I've included the code here, unfortunately, the terminal doesn't actually flag it as an error however which is part of the reason why I'm stumped! I've run it line by line and each line executes with no flags. The graph itself even appears without a hitch, just missing the regression line!

code:

library(ggplot2)
ScatterPlot <- ggplot(graph, aes (x= Specimen.date, y= Daily.lab.confirmed.cases)) + geom_point() + geom_smooth(method = lm) + theme(axis.text.x = element_text(angle=90))

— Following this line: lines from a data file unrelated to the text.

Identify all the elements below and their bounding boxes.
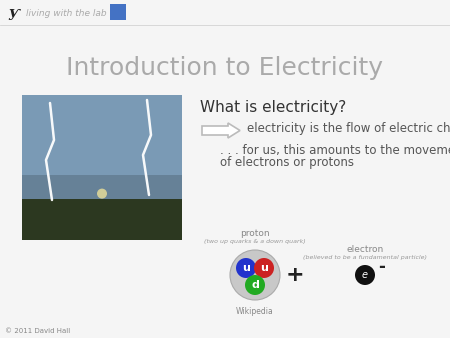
Text: electricity is the flow of electric charge: electricity is the flow of electric char… <box>247 122 450 135</box>
Text: (believed to be a fundamental particle): (believed to be a fundamental particle) <box>303 255 427 260</box>
Text: u: u <box>242 263 250 273</box>
Circle shape <box>355 265 375 285</box>
Text: d: d <box>251 280 259 290</box>
FancyBboxPatch shape <box>22 175 182 199</box>
Circle shape <box>245 275 265 295</box>
Text: living with the lab: living with the lab <box>26 8 107 18</box>
Circle shape <box>254 258 274 278</box>
FancyBboxPatch shape <box>22 95 182 199</box>
Text: e: e <box>362 270 368 280</box>
Text: . . . for us, this amounts to the movement: . . . for us, this amounts to the moveme… <box>220 144 450 157</box>
Text: u: u <box>260 263 268 273</box>
Text: proton: proton <box>240 230 270 239</box>
Text: ƴ: ƴ <box>8 6 18 20</box>
Polygon shape <box>202 123 240 138</box>
Circle shape <box>97 189 107 199</box>
FancyBboxPatch shape <box>22 199 182 240</box>
Text: Wikipedia: Wikipedia <box>236 308 274 316</box>
Text: +: + <box>286 265 304 285</box>
Text: electron: electron <box>346 244 383 254</box>
Text: of electrons or protons: of electrons or protons <box>220 156 354 169</box>
Text: © 2011 David Hall: © 2011 David Hall <box>5 328 70 334</box>
Circle shape <box>236 258 256 278</box>
Text: Introduction to Electricity: Introduction to Electricity <box>67 56 383 80</box>
Text: What is electricity?: What is electricity? <box>200 100 346 115</box>
Text: -: - <box>378 258 385 276</box>
FancyBboxPatch shape <box>110 4 126 20</box>
Circle shape <box>230 250 280 300</box>
Text: (two up quarks & a down quark): (two up quarks & a down quark) <box>204 240 306 244</box>
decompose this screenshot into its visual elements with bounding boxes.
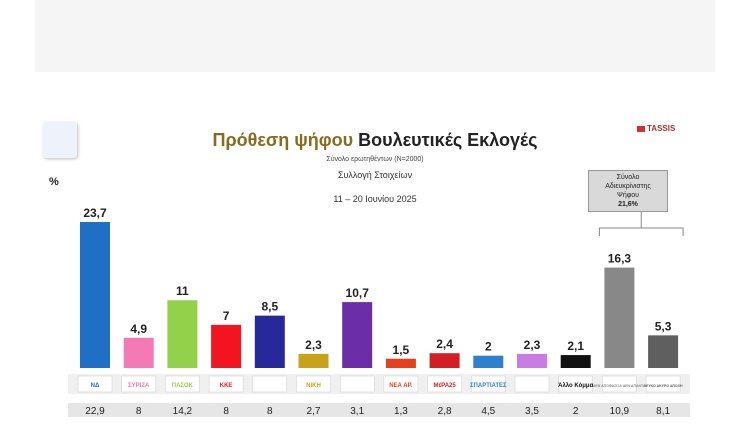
chart-title-part2: Βουλευτικές Εκλογές bbox=[358, 130, 538, 150]
previous-value-label-11: 2 bbox=[573, 406, 579, 417]
chart-panel: Πρόθεση ψήφου Βουλευτικές Εκλογές Σύνολο… bbox=[35, 112, 715, 430]
chart-title-part1: Πρόθεση ψήφου bbox=[212, 130, 354, 150]
party-logo-3 bbox=[208, 375, 244, 393]
bar-value-label-7: 1,5 bbox=[393, 343, 410, 357]
bar-3 bbox=[211, 324, 242, 368]
previous-value-label-5: 2,7 bbox=[307, 406, 321, 417]
party-logo-7 bbox=[383, 375, 419, 393]
undecided-line1: Σύνολο bbox=[616, 174, 640, 181]
party-logo-label-11: Άλλο Κόμμα bbox=[558, 383, 593, 389]
party-logo-label-13: ΛΕΥΚΟ ΑΚΥΡΟ ΑΠΟΧΗ bbox=[644, 384, 683, 388]
previous-value-label-6: 3,1 bbox=[350, 406, 364, 417]
party-logo-11 bbox=[558, 375, 593, 393]
party-logo-2 bbox=[165, 375, 200, 393]
party-logo-label-0: ΝΔ bbox=[91, 383, 100, 389]
party-logo-5 bbox=[296, 375, 331, 393]
party-logo-8 bbox=[427, 375, 462, 393]
party-logo-label-7: ΝΕΑ ΑΡ. bbox=[389, 383, 413, 389]
bar-value-label-8: 2,4 bbox=[436, 337, 453, 351]
bar-value-label-3: 7 bbox=[223, 309, 230, 323]
previous-value-label-9: 4,5 bbox=[481, 406, 495, 417]
previous-value-label-7: 1,3 bbox=[394, 406, 408, 417]
party-logo-6 bbox=[339, 375, 375, 393]
bar-value-label-5: 2,3 bbox=[305, 338, 322, 352]
previous-value-label-3: 8 bbox=[223, 406, 229, 417]
chart-title: Πρόθεση ψήφου Βουλευτικές Εκλογές bbox=[212, 130, 537, 150]
bar-value-label-13: 5,3 bbox=[655, 319, 672, 333]
greece-map-logo bbox=[43, 122, 77, 158]
previous-value-label-0: 22,9 bbox=[85, 406, 105, 417]
bar-7 bbox=[385, 358, 416, 368]
bar-10 bbox=[517, 353, 547, 368]
previous-value-label-8: 2,8 bbox=[438, 406, 452, 417]
previous-values-band bbox=[68, 403, 691, 417]
party-logo-label-1: ΣΥΡΙΖΑ bbox=[128, 383, 150, 389]
brand-logo: TASSIS bbox=[637, 124, 675, 133]
fieldwork-dates: 11 – 20 Ιουνίου 2025 bbox=[333, 194, 417, 204]
bar-11 bbox=[560, 355, 591, 368]
party-logo-label-9: ΣΠΑΡΤΙΑΤΕΣ bbox=[470, 383, 507, 389]
bar-9 bbox=[473, 355, 504, 368]
previous-value-label-1: 8 bbox=[136, 406, 142, 417]
bar-value-label-0: 23,7 bbox=[83, 206, 107, 220]
bar-12 bbox=[604, 267, 635, 368]
bar-value-label-10: 2,3 bbox=[524, 338, 541, 352]
party-logo-label-12: ΔΕΝ ΑΠΟΦΑΣΙΣΑ ΔΕΝ ΑΠΑΝΤΩ bbox=[593, 384, 646, 388]
party-logo-10 bbox=[514, 375, 550, 393]
previous-value-label-12: 10,9 bbox=[610, 406, 630, 417]
undecided-bracket bbox=[598, 227, 684, 236]
previous-value-label-13: 8,1 bbox=[656, 406, 670, 417]
bar-2 bbox=[167, 300, 198, 368]
undecided-value: 21,6% bbox=[618, 201, 638, 208]
party-logo-1 bbox=[121, 375, 156, 393]
party-logo-label-5: ΝΙΚΗ bbox=[306, 383, 321, 389]
top-band bbox=[35, 0, 715, 72]
brand-logo-text: TASSIS bbox=[647, 124, 676, 133]
bar-value-label-11: 2,1 bbox=[567, 339, 584, 353]
bar-1 bbox=[123, 337, 154, 368]
party-logo-4 bbox=[252, 375, 288, 393]
bar-chart: 23,7 ΝΔ 22,9 4,9 ΣΥΡΙΖΑ 8 11 ΠΑΣΟΚ 14,2 7 ΚΚΕ 8 8,5 8… bbox=[68, 206, 691, 417]
previous-value-label-2: 14,2 bbox=[173, 406, 193, 417]
bar-value-label-12: 16,3 bbox=[608, 252, 632, 266]
bar-6 bbox=[342, 302, 373, 368]
bar-value-label-6: 10,7 bbox=[346, 286, 370, 300]
party-logo-label-8: ΜέΡΑ25 bbox=[433, 383, 456, 389]
previous-value-label-10: 3,5 bbox=[525, 406, 539, 417]
undecided-line3: Ψήφου bbox=[616, 192, 639, 199]
chart-title-wrap: Πρόθεση ψήφου Βουλευτικές Εκλογές bbox=[35, 130, 715, 151]
sample-size-note: Σύνολο ερωτηθέντων (Ν=2000) bbox=[326, 156, 424, 163]
previous-value-label-4: 8 bbox=[267, 406, 273, 417]
bar-13 bbox=[648, 335, 679, 368]
bar-0 bbox=[80, 222, 110, 368]
party-logo-label-3: ΚΚΕ bbox=[220, 383, 233, 389]
bar-5 bbox=[298, 353, 329, 368]
percent-axis-label: % bbox=[49, 176, 59, 188]
party-logo-12 bbox=[602, 375, 637, 393]
bar-8 bbox=[429, 353, 460, 368]
party-logo-0 bbox=[77, 375, 113, 393]
party-logo-9 bbox=[471, 375, 506, 393]
bar-value-label-2: 11 bbox=[176, 284, 189, 298]
party-logo-label-2: ΠΑΣΟΚ bbox=[172, 383, 194, 389]
bar-4 bbox=[254, 315, 285, 368]
undecided-total-box: Σύνολο Αδιευκρίνιστης Ψήφου 21,6% bbox=[588, 170, 668, 212]
undecided-line2: Αδιευκρίνιστης bbox=[605, 183, 651, 190]
party-logo-13 bbox=[645, 375, 681, 393]
bar-value-label-1: 4,9 bbox=[130, 322, 147, 336]
bar-value-label-4: 8,5 bbox=[261, 300, 278, 314]
data-collection-label: Συλλογή Στοιχείων bbox=[337, 170, 413, 180]
bar-value-label-9: 2 bbox=[485, 340, 492, 354]
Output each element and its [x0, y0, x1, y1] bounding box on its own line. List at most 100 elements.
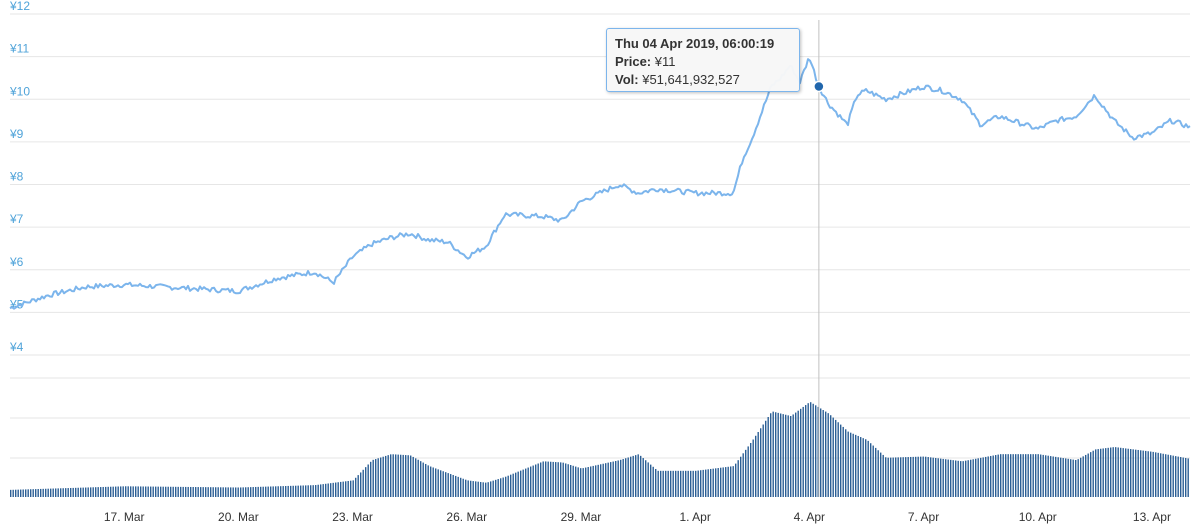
- volume-bar: [172, 486, 174, 497]
- volume-bar: [145, 486, 147, 497]
- volume-bar: [740, 456, 742, 497]
- volume-bar: [722, 467, 724, 497]
- x-tick-label: 23. Mar: [332, 510, 373, 524]
- volume-bar: [587, 467, 589, 497]
- volume-bar: [395, 454, 397, 497]
- volume-bar: [950, 459, 952, 497]
- volume-bar: [50, 488, 52, 497]
- volume-bar: [525, 468, 527, 497]
- volume-bar: [662, 470, 664, 497]
- volume-bar: [650, 464, 652, 497]
- volume-bar: [752, 439, 754, 497]
- volume-bar: [965, 460, 967, 497]
- tooltip-vol-row: Vol: ¥51,641,932,527: [615, 71, 791, 89]
- volume-bar: [477, 481, 479, 497]
- volume-bar: [895, 457, 897, 497]
- volume-bar: [337, 482, 339, 497]
- volume-bar: [95, 487, 97, 497]
- volume-bar: [55, 488, 57, 497]
- volume-bar: [897, 457, 899, 497]
- volume-bar: [147, 486, 149, 497]
- volume-bar: [555, 462, 557, 497]
- volume-bar: [462, 478, 464, 497]
- volume-bar: [967, 460, 969, 497]
- volume-bar: [385, 455, 387, 497]
- volume-bar: [575, 466, 577, 497]
- volume-bar: [272, 486, 274, 497]
- volume-bar: [292, 485, 294, 497]
- volume-bar: [515, 472, 517, 497]
- volume-bar: [767, 417, 769, 497]
- volume-bar: [760, 428, 762, 497]
- volume-bar: [97, 487, 99, 497]
- volume-bar: [407, 455, 409, 497]
- volume-bar: [67, 488, 69, 497]
- volume-bar: [1112, 447, 1114, 497]
- volume-bar: [930, 457, 932, 497]
- volume-bar: [437, 469, 439, 497]
- volume-bar: [12, 489, 14, 497]
- volume-bar: [222, 487, 224, 497]
- volume-bar: [1117, 447, 1119, 497]
- volume-bar: [517, 471, 519, 497]
- volume-bar: [1145, 450, 1147, 497]
- volume-bar: [972, 459, 974, 497]
- volume-bar: [327, 483, 329, 497]
- volume-bar: [435, 468, 437, 497]
- volume-bar: [1005, 454, 1007, 497]
- volume-bar: [660, 470, 662, 497]
- volume-bar: [1047, 455, 1049, 497]
- volume-bar: [682, 470, 684, 497]
- volume-bar: [1187, 458, 1189, 497]
- volume-bar: [687, 470, 689, 497]
- price-line: [9, 58, 1191, 310]
- volume-bar: [1062, 458, 1064, 497]
- volume-bar: [175, 486, 177, 497]
- volume-bar: [202, 487, 204, 497]
- volume-bar: [852, 433, 854, 497]
- volume-bar: [540, 462, 542, 497]
- volume-bar: [1000, 454, 1002, 497]
- volume-bar: [427, 465, 429, 497]
- volume-bar: [502, 477, 504, 497]
- tooltip-vol-label: Vol:: [615, 72, 639, 87]
- volume-bar: [82, 487, 84, 497]
- volume-bar: [470, 480, 472, 497]
- volume-bar: [1097, 449, 1099, 497]
- volume-bar: [755, 435, 757, 497]
- volume-bar: [1080, 457, 1082, 497]
- volume-bar: [370, 461, 372, 497]
- volume-bar: [390, 454, 392, 497]
- volume-bar: [1085, 454, 1087, 497]
- volume-bar: [1137, 449, 1139, 497]
- tooltip-vol-value: ¥51,641,932,527: [642, 72, 740, 87]
- price-y-tick-label: ¥7: [9, 212, 24, 226]
- volume-bar: [1102, 448, 1104, 497]
- volume-bar: [985, 456, 987, 497]
- volume-bar: [537, 463, 539, 497]
- volume-bar: [720, 467, 722, 497]
- volume-bar: [1157, 452, 1159, 497]
- volume-bar: [512, 473, 514, 497]
- tooltip-price-value: ¥11: [654, 54, 676, 69]
- volume-bar: [642, 458, 644, 497]
- volume-bar: [572, 465, 574, 497]
- volume-bar: [332, 482, 334, 497]
- volume-bar: [262, 486, 264, 497]
- volume-bar: [250, 487, 252, 497]
- volume-bar: [32, 489, 34, 497]
- volume-bar: [655, 468, 657, 497]
- hover-point-marker[interactable]: [813, 80, 825, 93]
- volume-bar: [945, 459, 947, 497]
- volume-bar: [1010, 454, 1012, 497]
- volume-bar: [707, 469, 709, 497]
- volume-bar: [160, 486, 162, 497]
- volume-bar: [775, 412, 777, 497]
- volume-bar: [970, 459, 972, 497]
- volume-bar: [65, 488, 67, 497]
- volume-bar: [255, 486, 257, 497]
- volume-bar: [355, 477, 357, 497]
- volume-bar: [1040, 454, 1042, 497]
- volume-bar: [377, 458, 379, 497]
- volume-bar: [1075, 459, 1077, 497]
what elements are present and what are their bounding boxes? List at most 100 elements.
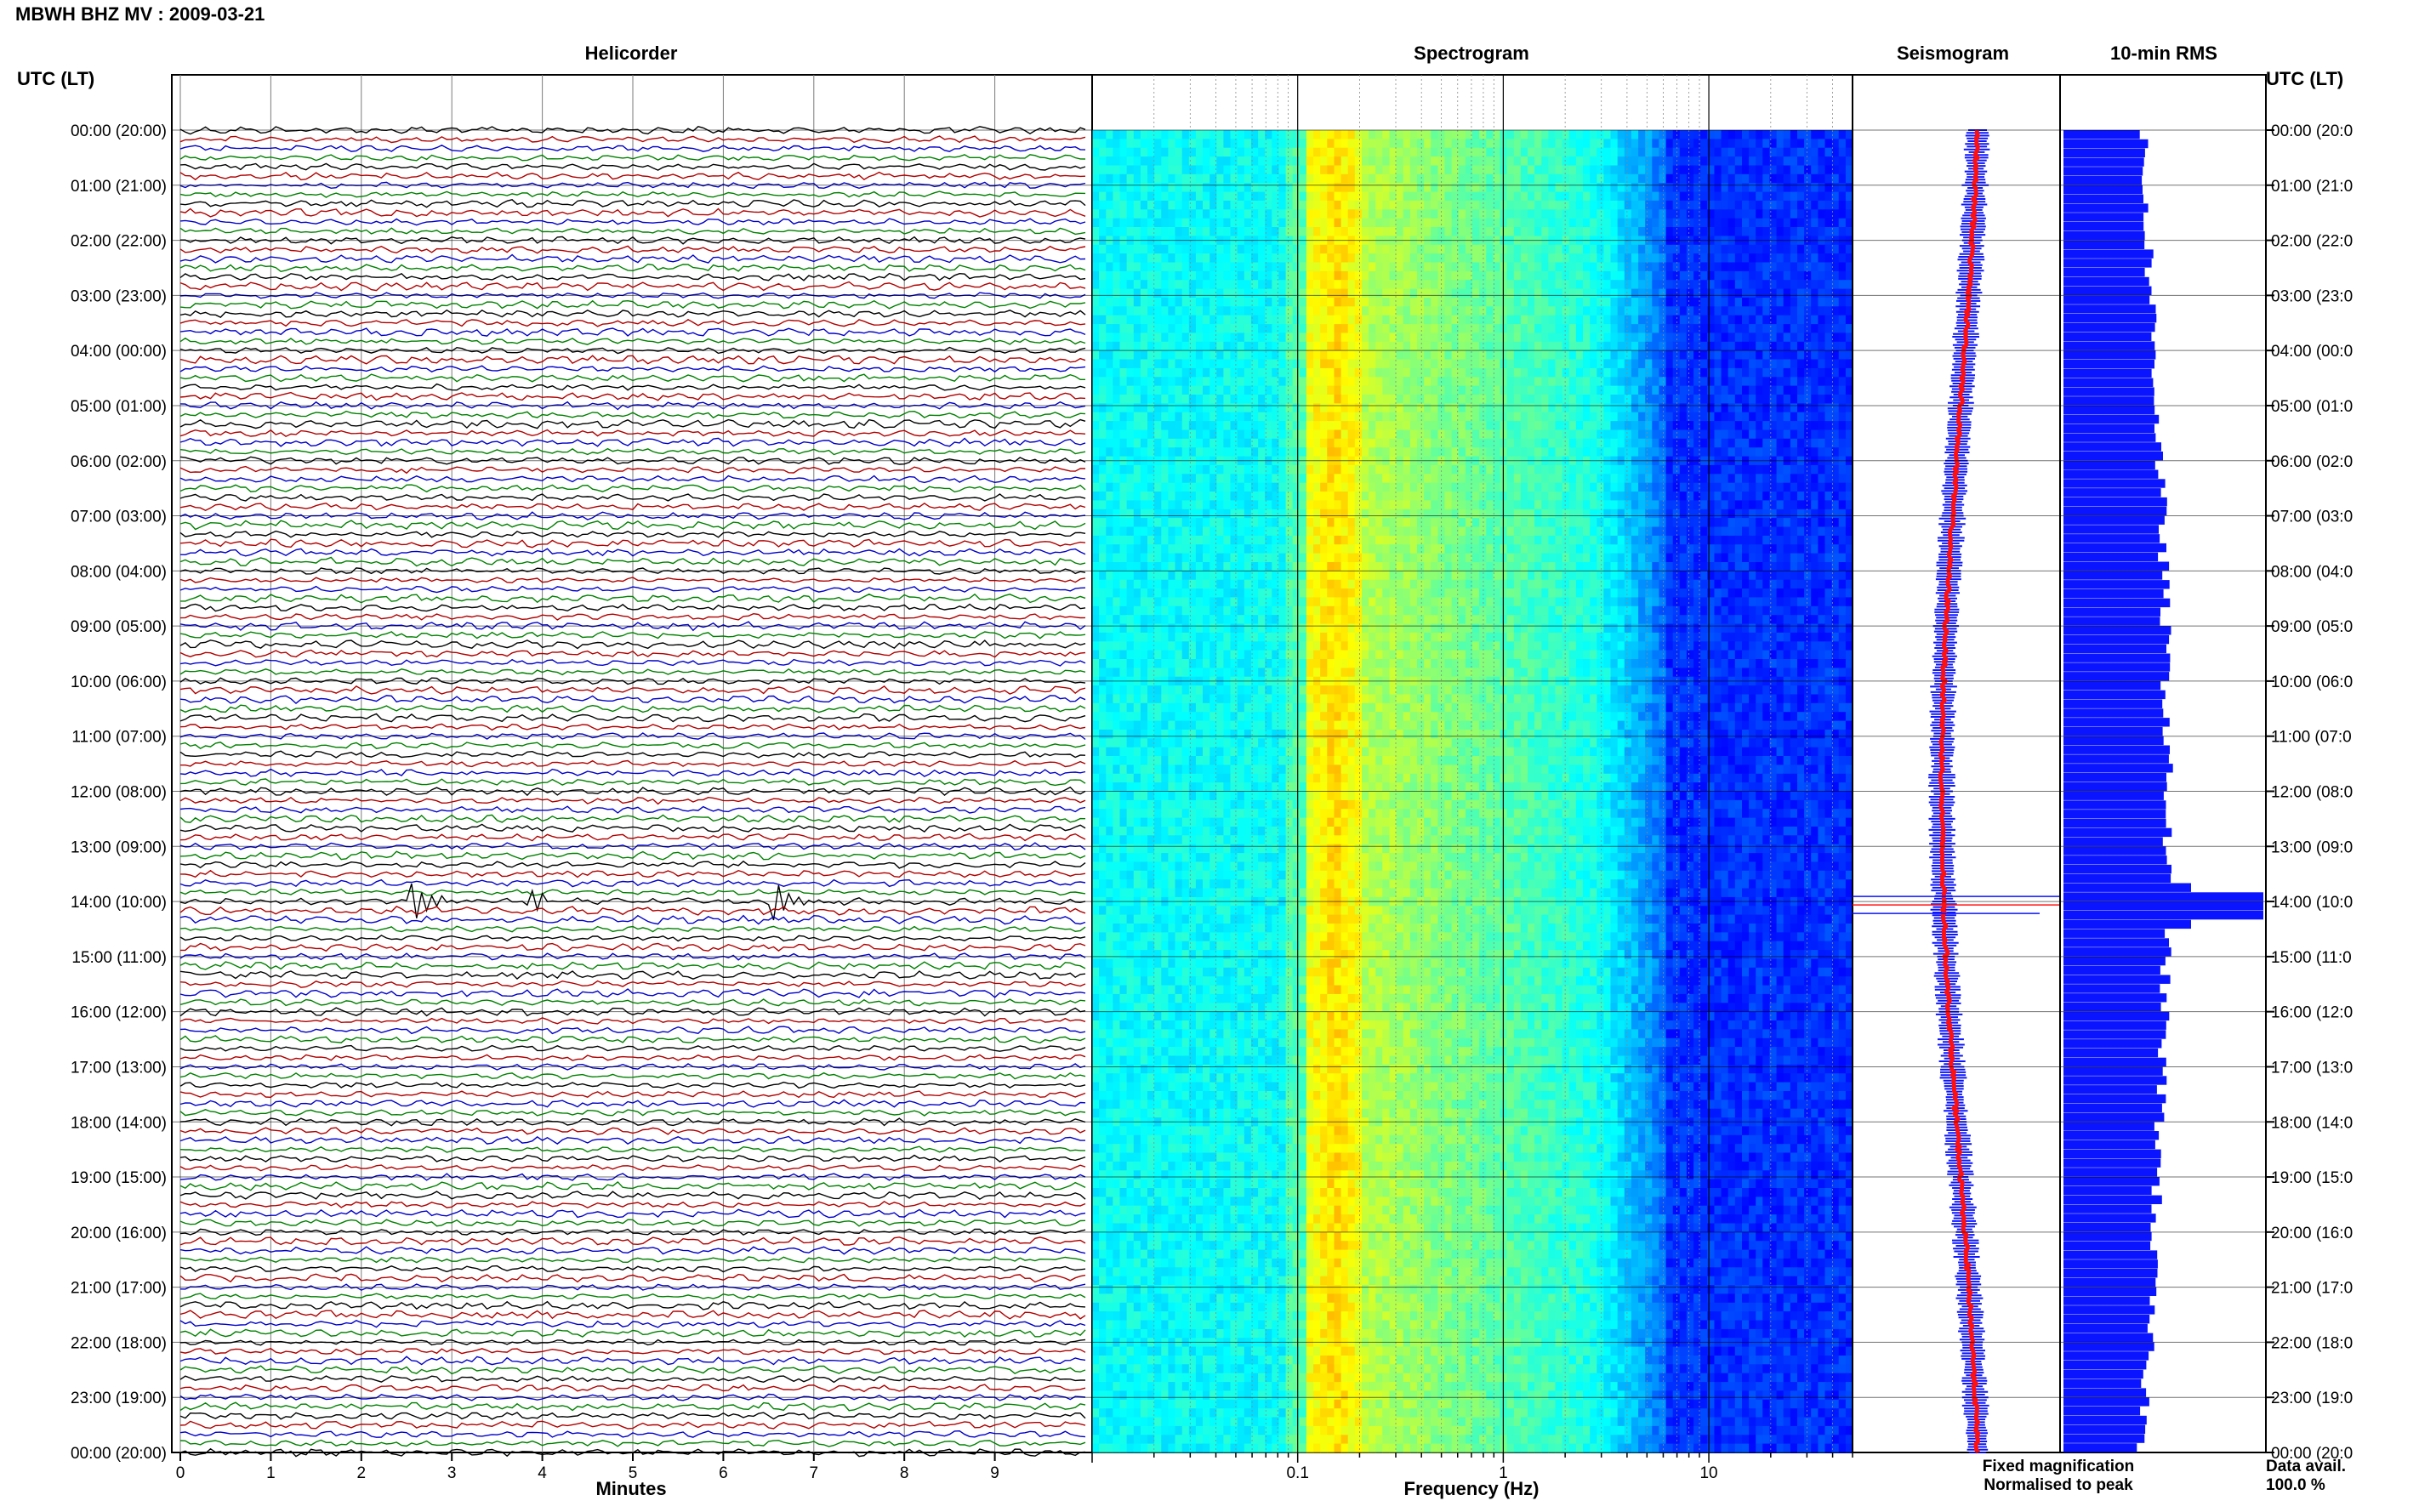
spectrogram-cell bbox=[1147, 509, 1155, 519]
spectrogram-cell bbox=[1327, 139, 1335, 149]
spectrogram-cell bbox=[1568, 324, 1577, 334]
spectrogram-cell bbox=[1175, 244, 1183, 254]
spectrogram-cell bbox=[1575, 464, 1584, 475]
spectrogram-cell bbox=[1181, 377, 1190, 387]
spectrogram-cell bbox=[1320, 429, 1328, 440]
spectrogram-cell bbox=[1783, 209, 1791, 219]
spectrogram-cell bbox=[1693, 147, 1701, 157]
spectrogram-cell bbox=[1541, 429, 1549, 440]
spectrogram-cell bbox=[1603, 367, 1612, 378]
spectrogram-cell bbox=[1790, 306, 1798, 316]
spectrogram-cell bbox=[1244, 359, 1252, 369]
spectrogram-cell bbox=[1811, 262, 1819, 272]
spectrogram-cell bbox=[1645, 395, 1653, 404]
spectrogram-cell bbox=[1555, 500, 1563, 510]
spectrogram-cell bbox=[1313, 367, 1321, 378]
spectrogram-cell bbox=[1444, 341, 1453, 351]
spectrogram-cell bbox=[1099, 130, 1107, 139]
spectrogram-cell bbox=[1693, 367, 1701, 378]
spectrogram-cell bbox=[1444, 421, 1453, 431]
spectrogram-cell bbox=[1382, 421, 1390, 431]
spectrogram-cell bbox=[1216, 130, 1224, 139]
helicorder-trace bbox=[179, 263, 1086, 273]
spectrogram-cell bbox=[1113, 191, 1121, 202]
spectrogram-cell bbox=[1541, 156, 1549, 167]
spectrogram-cell bbox=[1389, 173, 1397, 184]
spectrogram-cell bbox=[1603, 421, 1612, 431]
spectrogram-cell bbox=[1161, 385, 1169, 395]
spectrogram-cell bbox=[1776, 350, 1784, 361]
spectrogram-cell bbox=[1431, 395, 1438, 404]
spectrogram-cell bbox=[1617, 367, 1625, 378]
spectrogram-cell bbox=[1347, 464, 1356, 475]
spectrogram-cell bbox=[1520, 298, 1528, 307]
spectrogram-cell bbox=[1686, 209, 1694, 219]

ScatterPlot + ylim(0,5000) + labs(x = "Date") + labs(y = "Daily Cases")

output:

> ScatterPlot <- ggplot(graph, aes (x= Specimen.date, y= Daily.lab.confirmed.cases)) + geom_point() + geom_smooth(method = lm) + theme(axis.text.x = element_text(angle=90))
> ScatterPlot + ylim(0,5000) + labs(x = "Date") + labs(y = "Daily Cases")

geom_smooth() using formula 'y ~ x'

I've also tried converting columns to numeric but that didn't seem to work either ( x = as.numeric(), y = as.numeric().

any suggestions!?

Thank you

Michael

1
Try method = "lm" instead of method = lmAllan Cameron
No joy i'm afraid, thanks though!Michael_V
Tricky! If geom_smooth isn't working, you could try plotting the lm directly - see example by jim89 here: community.rstudio.com/t/insert-regression-model-into-ggplot2/… Good luck!!mlcyo
please add sample data of graph.nikn8
did you try geom_smooth(method = lm, formula = y~x, se = FALSE)Mohanasundaram

1 Answers

0
votes

Alright, we got there in the end. Mlcyo (See comments, Thanks!) got most of the way. Gave me a more helpful error at least. Heres how it was amended...:

graph[] <- lapply(graph, as.numeric) # Force entire dataframe into numeric type


fit <- lm(Daily.lab.confirmed.cases ~ Specimen.date, data = graph) # Manually generate linear model 

 geom_line(data = fortify(fit), aes(x = Specimen.date, y = .fitted)) # Insert after geom_point()

Hope it helps someone else! Thanks again mlcyo, good luck with the PhD!